Trump soutient le retour de la Russie au G20, face à l'opposition européenne
Points clés
- •Trump a publiquement souhaité le retour de la Russie au G20, signalant un possible virage vers une normalisation des relations américano-russes.
- •Les dirigeants européens s'opposent à toute normalisation avec la Russie tant que le conflit en Ukraine se poursuit.
- •La Russie a été suspendue du G8 en 2014 après l'annexion de la Crimée, mais le G20 n'a jamais suspendu sa membership.
- •Les membres de l'UE et le Royaume-Uni maintiennent et ont renforcé les sanctions contre Moscou depuis 2014 et après l'invasion de 2022.
- •Les marchés intègrent ces développements dans un contexte de spéculations sur une éventuelle rencontre Trump-Poutine, la Turquie étant un lieu possible.

Le président Donald Trump a publiquement souhaité le retour de la Russie au G20, une initiative qui a suscité l'opposition des nations européennes. Cette décision laisse entrevoir un déplacement potentiel des relations diplomatiques entre les États-Unis et la Russie, le geste de Trump semblant plaider pour la réintégration de la Russie dans les grands forums économiques internationaux.
La Russie a été suspendue de ce qui était alors le G8 en 2014, après l'annexion de la Crimée, et le groupe fonctionne depuis en tant que G7. Contrairement au G7, le G20 est un forum plus large regroupant les plus grandes économies du monde, qui compte la Russie parmi ses membres et ne l'a jamais suspendue : la Russie a donc continué de participer aux sommets du G20 même lorsque les nations occidentales rompaient d'autres liens de haut niveau. Le G20 est ainsi resté un cadre distinct de coordination économique internationale, dans lequel le siège de la Russie n'a jamais été remis en question — ce qui donne à la déclaration de Trump une portée plus significative en tant que signal de normalisation diplomatique que en matière d'adhésion au forum lui-même.

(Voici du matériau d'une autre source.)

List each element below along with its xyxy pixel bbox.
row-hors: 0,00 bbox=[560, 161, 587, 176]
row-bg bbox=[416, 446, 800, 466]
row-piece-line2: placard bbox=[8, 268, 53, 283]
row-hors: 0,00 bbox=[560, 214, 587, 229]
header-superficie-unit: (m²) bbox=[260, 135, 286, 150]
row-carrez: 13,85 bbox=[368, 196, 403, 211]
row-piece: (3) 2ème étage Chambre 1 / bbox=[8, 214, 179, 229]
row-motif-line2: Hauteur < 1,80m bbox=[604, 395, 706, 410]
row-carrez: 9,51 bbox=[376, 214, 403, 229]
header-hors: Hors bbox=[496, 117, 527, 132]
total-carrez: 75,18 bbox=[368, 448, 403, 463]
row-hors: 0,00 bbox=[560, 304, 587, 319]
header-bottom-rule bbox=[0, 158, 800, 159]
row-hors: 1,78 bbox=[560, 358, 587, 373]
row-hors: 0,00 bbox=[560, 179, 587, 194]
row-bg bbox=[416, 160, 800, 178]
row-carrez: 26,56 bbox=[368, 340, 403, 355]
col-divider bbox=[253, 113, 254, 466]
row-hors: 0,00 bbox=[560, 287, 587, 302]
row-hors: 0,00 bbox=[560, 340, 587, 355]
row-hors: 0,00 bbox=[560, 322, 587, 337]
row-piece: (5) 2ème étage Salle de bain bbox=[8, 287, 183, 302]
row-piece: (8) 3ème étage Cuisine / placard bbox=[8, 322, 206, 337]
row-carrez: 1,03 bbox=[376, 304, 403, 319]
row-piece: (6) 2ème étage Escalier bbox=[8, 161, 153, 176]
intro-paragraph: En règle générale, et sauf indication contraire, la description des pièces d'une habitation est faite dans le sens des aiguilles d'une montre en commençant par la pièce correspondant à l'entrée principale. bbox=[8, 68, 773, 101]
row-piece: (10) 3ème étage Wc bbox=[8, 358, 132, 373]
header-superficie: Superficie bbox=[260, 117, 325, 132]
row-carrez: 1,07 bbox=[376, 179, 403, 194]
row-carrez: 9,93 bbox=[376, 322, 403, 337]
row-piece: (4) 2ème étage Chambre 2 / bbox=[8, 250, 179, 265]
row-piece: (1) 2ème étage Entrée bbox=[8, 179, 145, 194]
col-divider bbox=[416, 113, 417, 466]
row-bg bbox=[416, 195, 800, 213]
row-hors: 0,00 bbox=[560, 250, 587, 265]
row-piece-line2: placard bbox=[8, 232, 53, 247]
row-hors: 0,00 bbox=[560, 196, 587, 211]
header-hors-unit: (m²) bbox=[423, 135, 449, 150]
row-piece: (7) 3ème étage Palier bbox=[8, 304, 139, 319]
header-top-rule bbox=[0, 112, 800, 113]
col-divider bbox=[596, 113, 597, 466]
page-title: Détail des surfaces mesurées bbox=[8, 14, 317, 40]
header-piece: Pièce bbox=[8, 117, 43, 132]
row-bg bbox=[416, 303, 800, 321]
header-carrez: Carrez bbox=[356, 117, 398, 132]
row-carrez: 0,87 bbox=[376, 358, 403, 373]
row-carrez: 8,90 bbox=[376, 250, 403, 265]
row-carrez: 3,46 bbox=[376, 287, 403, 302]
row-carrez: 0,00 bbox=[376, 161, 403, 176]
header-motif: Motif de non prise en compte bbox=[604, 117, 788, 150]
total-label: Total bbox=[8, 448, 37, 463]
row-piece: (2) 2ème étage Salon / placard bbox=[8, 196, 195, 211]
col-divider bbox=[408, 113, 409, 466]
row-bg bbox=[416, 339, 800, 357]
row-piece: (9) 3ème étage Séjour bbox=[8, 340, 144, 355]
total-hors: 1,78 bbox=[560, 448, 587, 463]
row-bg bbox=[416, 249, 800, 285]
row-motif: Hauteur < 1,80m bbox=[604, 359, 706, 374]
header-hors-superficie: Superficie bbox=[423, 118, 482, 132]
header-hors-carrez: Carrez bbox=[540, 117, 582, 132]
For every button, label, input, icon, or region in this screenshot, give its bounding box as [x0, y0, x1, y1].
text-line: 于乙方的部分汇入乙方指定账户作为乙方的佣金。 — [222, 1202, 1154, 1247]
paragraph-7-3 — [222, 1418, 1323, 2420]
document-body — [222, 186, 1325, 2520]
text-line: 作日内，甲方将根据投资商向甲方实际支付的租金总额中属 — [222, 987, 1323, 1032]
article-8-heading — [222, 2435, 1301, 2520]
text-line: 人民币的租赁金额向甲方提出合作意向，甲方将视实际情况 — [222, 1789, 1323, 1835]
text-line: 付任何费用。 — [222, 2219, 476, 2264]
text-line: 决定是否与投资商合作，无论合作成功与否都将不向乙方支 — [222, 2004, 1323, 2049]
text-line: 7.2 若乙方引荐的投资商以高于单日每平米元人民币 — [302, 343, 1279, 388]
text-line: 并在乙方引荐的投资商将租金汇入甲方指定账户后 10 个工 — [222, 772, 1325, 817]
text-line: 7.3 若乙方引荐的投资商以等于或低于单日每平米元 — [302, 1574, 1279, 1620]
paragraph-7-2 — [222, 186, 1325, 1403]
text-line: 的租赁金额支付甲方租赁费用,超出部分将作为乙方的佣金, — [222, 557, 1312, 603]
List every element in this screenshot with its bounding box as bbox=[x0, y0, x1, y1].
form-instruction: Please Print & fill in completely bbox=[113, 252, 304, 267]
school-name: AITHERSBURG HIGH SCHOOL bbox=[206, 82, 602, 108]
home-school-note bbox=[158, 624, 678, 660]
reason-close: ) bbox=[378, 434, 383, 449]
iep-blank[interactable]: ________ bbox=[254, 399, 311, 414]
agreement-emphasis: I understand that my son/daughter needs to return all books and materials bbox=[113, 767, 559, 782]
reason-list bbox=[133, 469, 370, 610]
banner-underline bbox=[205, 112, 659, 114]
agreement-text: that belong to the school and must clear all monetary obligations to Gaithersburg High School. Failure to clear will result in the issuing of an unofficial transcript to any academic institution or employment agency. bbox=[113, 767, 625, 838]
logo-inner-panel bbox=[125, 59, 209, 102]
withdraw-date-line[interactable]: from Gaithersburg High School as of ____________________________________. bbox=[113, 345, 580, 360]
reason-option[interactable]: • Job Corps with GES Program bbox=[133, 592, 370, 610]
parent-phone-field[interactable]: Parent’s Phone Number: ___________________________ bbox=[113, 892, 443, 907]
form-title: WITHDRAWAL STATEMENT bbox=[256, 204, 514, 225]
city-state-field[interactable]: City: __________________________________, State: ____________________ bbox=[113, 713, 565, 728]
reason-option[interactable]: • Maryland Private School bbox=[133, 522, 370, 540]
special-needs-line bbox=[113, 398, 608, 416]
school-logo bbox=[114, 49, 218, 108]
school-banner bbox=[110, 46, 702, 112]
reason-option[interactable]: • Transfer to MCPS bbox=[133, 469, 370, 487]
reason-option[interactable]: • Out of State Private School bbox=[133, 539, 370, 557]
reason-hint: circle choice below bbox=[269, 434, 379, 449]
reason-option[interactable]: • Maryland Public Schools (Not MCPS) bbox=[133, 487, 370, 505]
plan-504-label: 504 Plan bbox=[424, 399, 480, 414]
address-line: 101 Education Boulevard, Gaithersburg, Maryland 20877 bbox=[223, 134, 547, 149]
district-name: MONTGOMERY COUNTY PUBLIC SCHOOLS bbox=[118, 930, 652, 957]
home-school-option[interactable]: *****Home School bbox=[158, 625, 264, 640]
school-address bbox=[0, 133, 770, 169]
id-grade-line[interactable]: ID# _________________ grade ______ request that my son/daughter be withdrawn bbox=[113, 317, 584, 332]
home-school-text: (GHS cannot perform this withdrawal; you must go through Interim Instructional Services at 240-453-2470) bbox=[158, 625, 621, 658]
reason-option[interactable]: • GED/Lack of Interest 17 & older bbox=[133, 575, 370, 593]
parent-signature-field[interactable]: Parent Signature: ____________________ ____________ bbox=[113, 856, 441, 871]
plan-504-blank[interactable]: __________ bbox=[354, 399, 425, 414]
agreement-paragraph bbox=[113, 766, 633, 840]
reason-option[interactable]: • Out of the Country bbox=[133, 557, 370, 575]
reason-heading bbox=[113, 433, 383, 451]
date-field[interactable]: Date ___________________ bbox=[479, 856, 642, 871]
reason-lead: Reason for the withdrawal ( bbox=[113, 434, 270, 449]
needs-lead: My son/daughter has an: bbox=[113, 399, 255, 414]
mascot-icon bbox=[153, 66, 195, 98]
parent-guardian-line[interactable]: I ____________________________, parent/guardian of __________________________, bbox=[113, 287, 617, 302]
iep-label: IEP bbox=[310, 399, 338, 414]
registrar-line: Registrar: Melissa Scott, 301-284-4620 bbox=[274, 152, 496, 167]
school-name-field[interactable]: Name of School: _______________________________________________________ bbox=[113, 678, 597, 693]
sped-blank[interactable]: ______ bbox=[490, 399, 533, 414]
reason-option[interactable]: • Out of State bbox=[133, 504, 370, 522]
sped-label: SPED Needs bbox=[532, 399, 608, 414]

Les dirigeants européens restent opposés à une normalisation des relations avec la Russie, invoquant le conflit russo-ukrainien en cours. Les membres de l'Union européenne et le Royaume-Uni maintiennent des régimes de sanctions contre Moscou depuis 2014, considérablement renforcés après l'invasion à grande échelle de l'Ukraine par la Russie en 2022, et les dirigeants du G7 ont régulièrement conditionné tout changement du statut de la Russie à un arrêt des hostilités et au rétablissement de l'intégrité territoriale de l'Ukraine. Cette fracture met en lumière des perspectives internationales divergentes sur la gestion des relations avec Moscou dans un contexte de tensions géopolitiques persistantes.
Points clés
Le soutien de Trump au retour de la Russie au G20 semble indiquer un dégel possible des relations américano-russes, susceptible d'affecter la dynamique diplomatique plus large.
L'opposition européenne à cette initiative traduit une résistance persistante à la normalisation des liens avec la Russie tant que le conflit en Ukraine se poursuit.
La fixation des prix sur les marchés suggère que les participants intègrent ces développements à la lumière d'une éventuelle rencontre entre Trump et Poutine, la Turquie se dessinant comme lieu possible.
À surveiller
Les observateurs devraient suivre les annonces officielles de la Maison-Blanche ou du Kremlin concernant une rencontre Trump-Poutine, car de telles nouvelles pourraient influencer les perceptions des marchés. Les réactions européennes et les prochaines démarches diplomatiques seront déterminantes pour évaluer si les États-Unis et la Russie s'orientent vers des liens plus étroits. Tout élément indiquant un lieu officiel pour une rencontre offrirait des indices plus clairs sur d'éventuels revirements diplomatiques.